2017.5.14

「コミュニケーションと脳科学」

かつて「ひと目会ったその日から」なんていう魅惑的なフレーズが流行りました。目は口ほどにものをいう器官なのだから、その魅力を存分に発揮したいところ。「ひとの目を見て話しなさい」とはよく言われます。それが相手への誠意の表れであり、そうすることで相手も安心し、結局は自分の好感度も上がる、というのがその理由のひとつです。「忙」という漢字は「忄(=心)」に「亡」と書くように、忙しいときには心がどこかに行ってしまいがち。しかし医療従事者たるもの、病気や怪我で困っている患者さんと面と向かうときは笑顔でいたいものです。 相手の目を見て笑顔で接する―これでお互いが気分よく過ごせるのなら、ぜひともそうしたいもの。コミュニケーションは、今では医療従事者の大切な役割のひとつであり、患者さんの抱える問題の発見や、自身の存在感、信頼感のアップにもつながります。そして、患者さんだけではなく、同僚との円滑なコミュニケーションは働きやすい職場づくりにも欠かせません。。昔は「目は口ほどにものを言う」だったのですが、いまや「脳は、さらにものを言う」のです。

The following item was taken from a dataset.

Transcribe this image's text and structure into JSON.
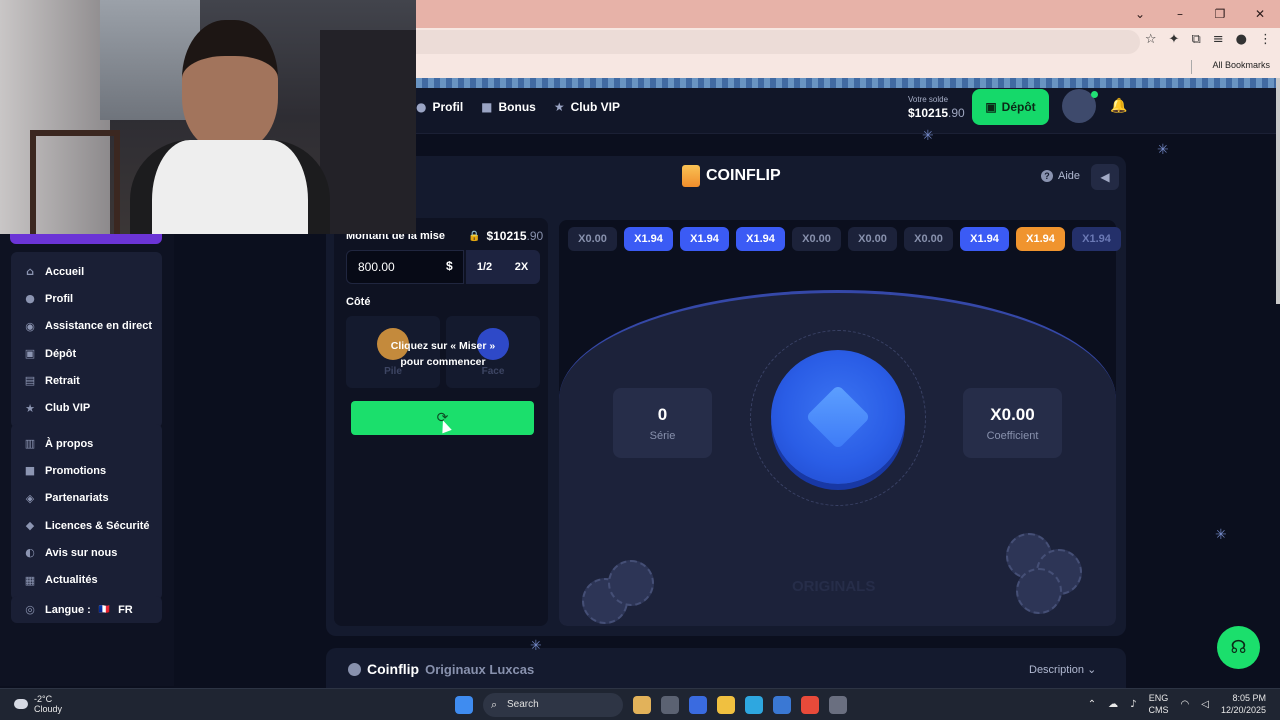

権威ある学術誌『Nature』には、「目が合うこと」と「好感度」、そして「その時の脳活動」を調べた次のような実験結果が報告されています。注目したのは、脳の「報酬系の神経ネットワーク」。このネットワークは、「ご褒美」を期待したときに活動が高くなることが知られています。もうすぐ「報酬」が手に入ると想像した時には盛んに活動しているというわけです。
実験では、視線がこちらに向いて、目が合っているときの脳活動を調べています。すると、脳では報酬系の神経ネットワークが盛んに活動していたとのこと。「脳で報酬系が活動する=ご褒美に感じる」となることから、その人の視線は、脳でも「ご褒美」になっていたのが分かります。相手の顔に魅力を感じていようがいまいが、つまり好みのタイプか否かに関わらず、目が合った瞬間に脳の報酬系は活動を始めていました。

そしてもう一つ大切な事は「笑顔」です。笑顔は万難を排するものでもありますから、素敵な笑顔には多くの人が引き寄せられます。私たちの日常は気分の良いことばかりではないので、いつも笑顔でいることはなかなか難しいことでもあります。しかし、最初は作り笑顔であったとしても、それが引き金になって、真の笑顔が引き出されるのもままあること。できるだけ意識的に笑顔でいることを心がけるのがよいでしょう。笑顔がよいとはいうけれど、自分の笑顔は果たしてどこまで届いているのでしょうか。もちろん、話をしている相手には、その笑顔の魅力は飛んでいきます。脳には「ミラーシステム」という、目の前のことを自分のことのように感じる仕組みが備わっていますから、あなたの笑顔を見た相手は、いかにも自分が笑顔になる場面にいるかのような感覚になるのです。確かに笑顔や笑いは、相手の脳の報酬系を活動させることも知られています。
会話の途中で笑顔を作ってみましょう。すると、不思議と相手の笑顔も引き出せることが多いと気づくはずです。とはいえ、病院を訪れる患者さんは、得てして体調が芳しくないもの。カウンターで満面の笑顔を見せることは、さすがに少ないかもしれません。しかし、その脳や心にはしっかりと「笑顔のご褒美」が届いているはずです。

そして、もうひとつの「笑顔のゆくえ」があります。それは笑顔を作った本人。皆さん自身です。「悲しいから泣くのではない。泣くから悲しいのだ」――心理学者ジェームズとランゲの名言です。これは脳の活動性に鑑みてもまさにその通りで、泣いている自分を認識した時点で悲しいという感情が湧き出てきます。笑顔も同様に「楽しいから笑うのではない。笑うから楽しい」とも言えるのです。

その仕組みは、笑顔を作るときの顔の表情筋が動くことにあります。その動きが引き金になって「嬉しい、楽しい」という感情を導き出していると考えられています。あわよくば、気分が昂じて目の前のことが「大好き」となるかも知れません。しかも、この結びつきはかなり強いものなので、何かツラい状況でも笑顔を作ったことがきっかけで、気分がすっと楽になることもあるくらいです。これは笑顔が自分の脳の報酬系を活動させることで、このような効果が現れると考えられているものです。
日常の中で少しでも笑顔の機会を増やす。これは周囲のためでもありますが、実は自分のためでもあったのです。笑顔あふれる現場の心地よさはちゃんと脳まで届いているのです。